So often in the trading and investing world I hear people talk about where price is likely to turn next, where is the next key supply or demand level, where is the next big turning point and so on. The question I hardly ever hear anyone asking is, “Where is the next big profit zone?” This is one of, if not THE, most important things to consider when putting your hard earned money at risk in markets.
To explain the concept of profit margin and its importance in trading, let’s take a look at a trade I took the other day from a supply level found on our Supply/Demand grid, a daily service for our Mastermind Community members. Here we are looking at a small time frame chart of the S&P Futures. Notice the supply level above. This is where we expected there to be more willing supply than demand. The strategy tells us that banks and institutions are selling the S&P at that level. The blue circled area on the chart is the “profit zone,” which is basically the distance from the supply level to the demand below. Notice in that circled area we have plenty of price action but none of it represents demand. In other words, there are no fresh demand levels to stop price from moving through that area.

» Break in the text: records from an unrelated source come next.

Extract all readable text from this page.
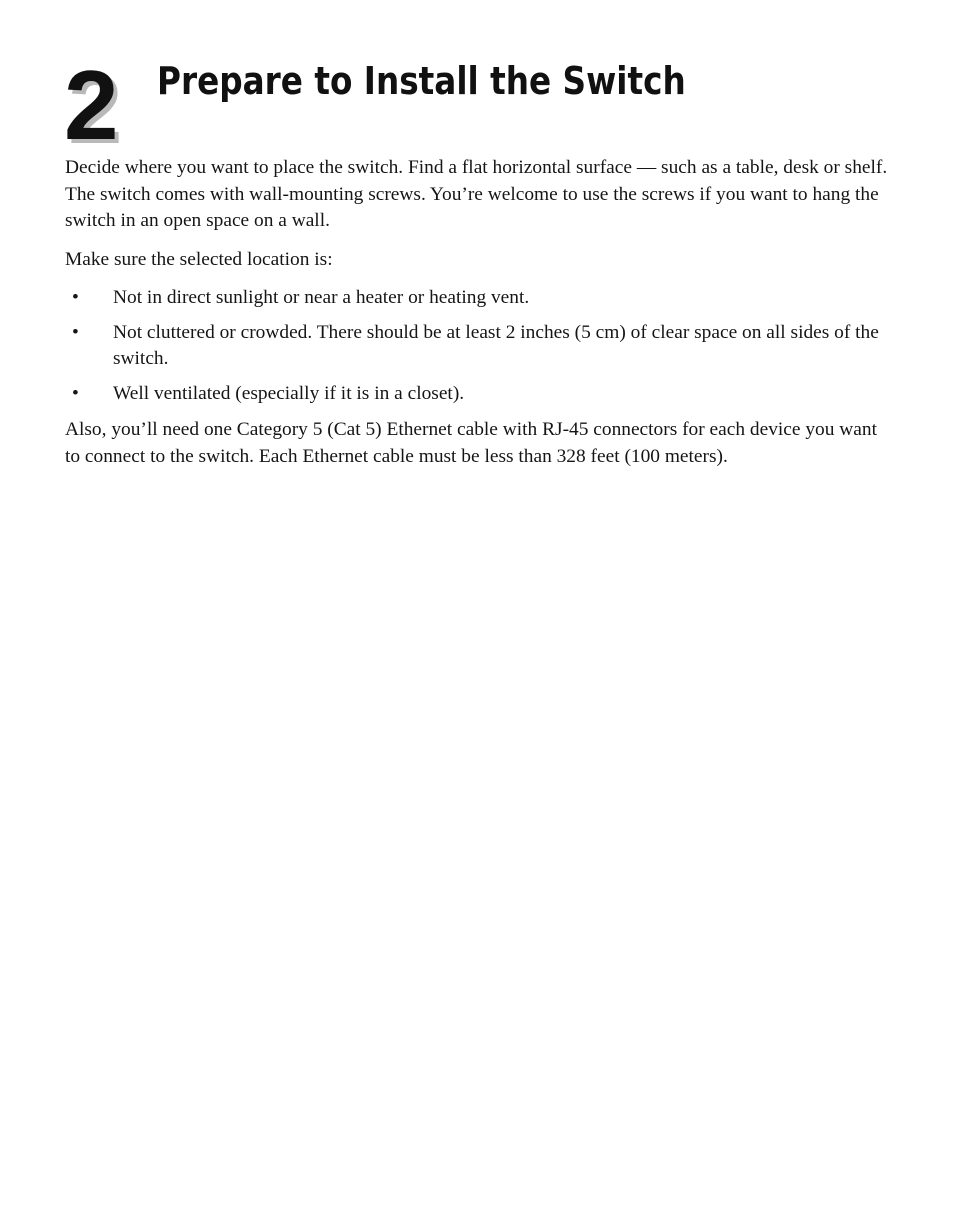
2 Prepare to Install the Switch

Decide where you want to place the switch. Find a flat horizontal surface — such as a table, desk or shelf. The switch comes with wall-mounting screws. You’re welcome to use the screws if you want to hang the switch in an open space on a wall.

Make sure the selected location is:

• Not in direct sunlight or near a heater or heating vent.
• Not cluttered or crowded. There should be at least 2 inches (5 cm) of clear space on all sides of the switch.
• Well ventilated (especially if it is in a closet).

Also, you’ll need one Category 5 (Cat 5) Ethernet cable with RJ-45 connectors for each device you want to connect to the switch. Each Ethernet cable must be less than 328 feet (100 meters).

The trading opportunity was to sell short at the supply level above (entry in black circle) and profit from a move down through that circled area below.
The key element here is to identify where the demand and supply is, then look at current price and determine the “path of least resistance” as that is where the next move in price is likely to go. Meaning, price is likely to have a relatively easy time moving through that blue circled area, the profit zone. Keep in mind a VERY important point here: I am coming to all these conclusions BEFORE I enter the trade. You must perform your analysis in advance and make your decisions before it’s time to push the button or this will never work. Remember, when you are able to identify where supply and demand is, you are also able to identify where it is not, and that is the key to the profit zone which is the key to opportunity.
As I mentioned earlier, there are many supply and demand levels on a chart and many large and small profit zones. The key for the astute trader is to be able to identify objective supply and demand levels. Then and only then will you be able to find supply and demand levels that have huge profit zones associated with them. What I do is ignore most supply and demand levels on a chart and only focus on the ones that have a great distance (huge profit zone) between them. This does two things. First, it obviously offers an attractive risk /reward opportunity. Second and just as important, the larger the profit zone the greater the probability of the trade working out. This is because when you have a big profit zone, by definition your supply and demand levels are far out on the supply and demand curve. Entering your trades at market price extremes increases the probability of success.
To better understand the concept of profit zones in trading, think of profit margins in any other business. Think of how companies who sell products determine what to sell. Most of the decision, if not all of it, comes down to profit margin. Think about companies who produce products and how they decide what to produce. Most, if not all, of that decision comes down to profit margin. The decision on which trading opportunities to put your hard earned money at risk on is absolutely no different than any successful company. In fact, we chart profit margin in the same way.
Hope this was helpful. Have a great day.